Introduction
The PCA, or Principal Component Analysis is used to find a lower dimensional subspace that best represents the data according to the squared-error criterion function defined as
$ J_0(\vec{x_0}) = \sum_{k=1}^{n}\| \vec{x_0} - \vec{x_k}\|^2 $
This method works by placing the basis of the new linear subspace in the directions that the data varies most, in other words, each dimension of the new space is selected in order to account for most of the variation of the data. The figure below illustrates this idea:
Another way to interpret this transformation is to say that the data points are projected in a new feature space where the new features are uncorrelated.
Computing the PCA
In order to compute the basis of the new subspace that best represents the data, the PCA diagonalizes the maximum likelihood estimate of the covariance matrix
$ C=\frac{1}{n} \sum_{i=1}^{n} \vec{x_i}\vec{x_i}^T $
by solving the eigenvalue equation
$ C\vec{e} = \lambda \vec{e} $
The solutions to these equations are eigenvalues $ \lambda_1 \geqslant \lambda_2 \geqslant \cdots \geqslant \lambda_k \geqslant \cdots \geqslant \lambda_m $. Often only $ k \leqslant m $ eigenvalues will have a nonzero value, meaning that the inherent dimensionality of the data is $ k $, being $ n-k $ dimensions noise in the data.

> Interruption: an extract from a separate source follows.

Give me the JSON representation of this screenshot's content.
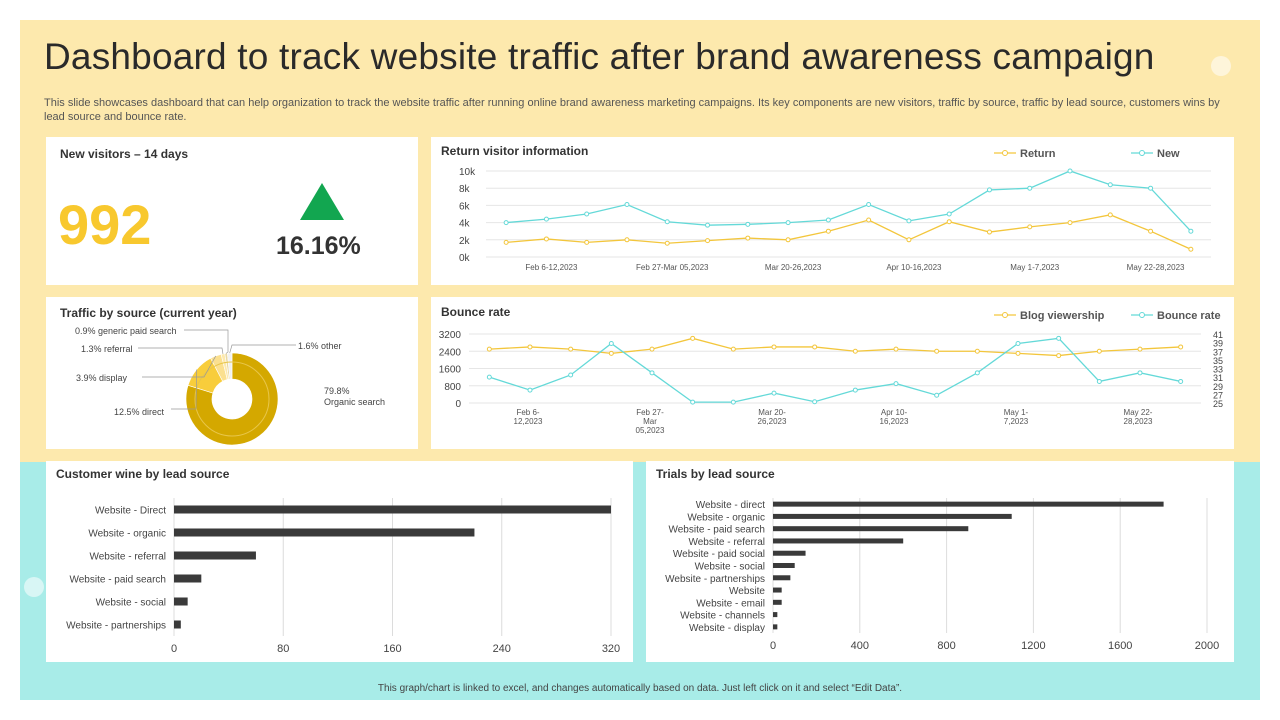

In order to represent the data in the k dimensional space we first construct the matrix $ E=[\vec{e_1} \vec{e_2} \cdots \vec{e_k}] $. The projection to the new k-dimensional subspace is done by the following linear transformation:
$ \vec{x}^{'} = E^T\vec{x} $
Dimensionality Reduction
By selecting the eigenvectors corresponding to the k largest eigenvalues from the eigenvalue equation, we project the data in a k- dimensional subspace that best represents the data variability in each dimension. In some datasets, many of the eigenvalues $ \lambda_i $ will be zero. This means that the intrinsic dimensionality of the data is smaller than the dimensionality of the input samples.
Limitations
Nonlinear data embedding: The PCA method finds a low-dimensional subspace and embeds the data points in that subspace in a way that best preserves the variance of the input space (original high-dimensional space). If the input data points are embedded in nonlinear structures (nonlinear manifolds), those structures would not be visible to the PCA, and the method will fail in detecting the data's true degrees of freedom. Methods that explore nonlinear manifolds should be used in those situations. These methods include Isomap, Laplacian Eigenmaps, LLE, among others.
Computational Efficiency: The solution to the eigensystem stated above may incur in large computational cost, for high dimensional data, since the cost of the eigendecomposition is $ O(m^3) $. This may be prohibitive for many applications. The solutions to the complexity problem are based on the observation that only the eigenvectors corresponding to the largest k eigenvalues are of practical interest. Therefore, numerical approximations to the desirable k eigenvectors without performing the whole eigendecomposition of a mxm matrix are of extreme importance. Several methods have been proposed to overcome the high computational cost problem. Very common ones are the ones based on the Nystrom Method.
References
- Wikipedia[1]
- "Pattern Classification" by Duda, Hart, and Stork_Old Kiwi
- "Approximating a Gram Matrix for Improved Kernel-Based Learning, P. Drineas and M. Mahoney in Proceedings of the 18th Annual Conference on Learning Theory, 2005.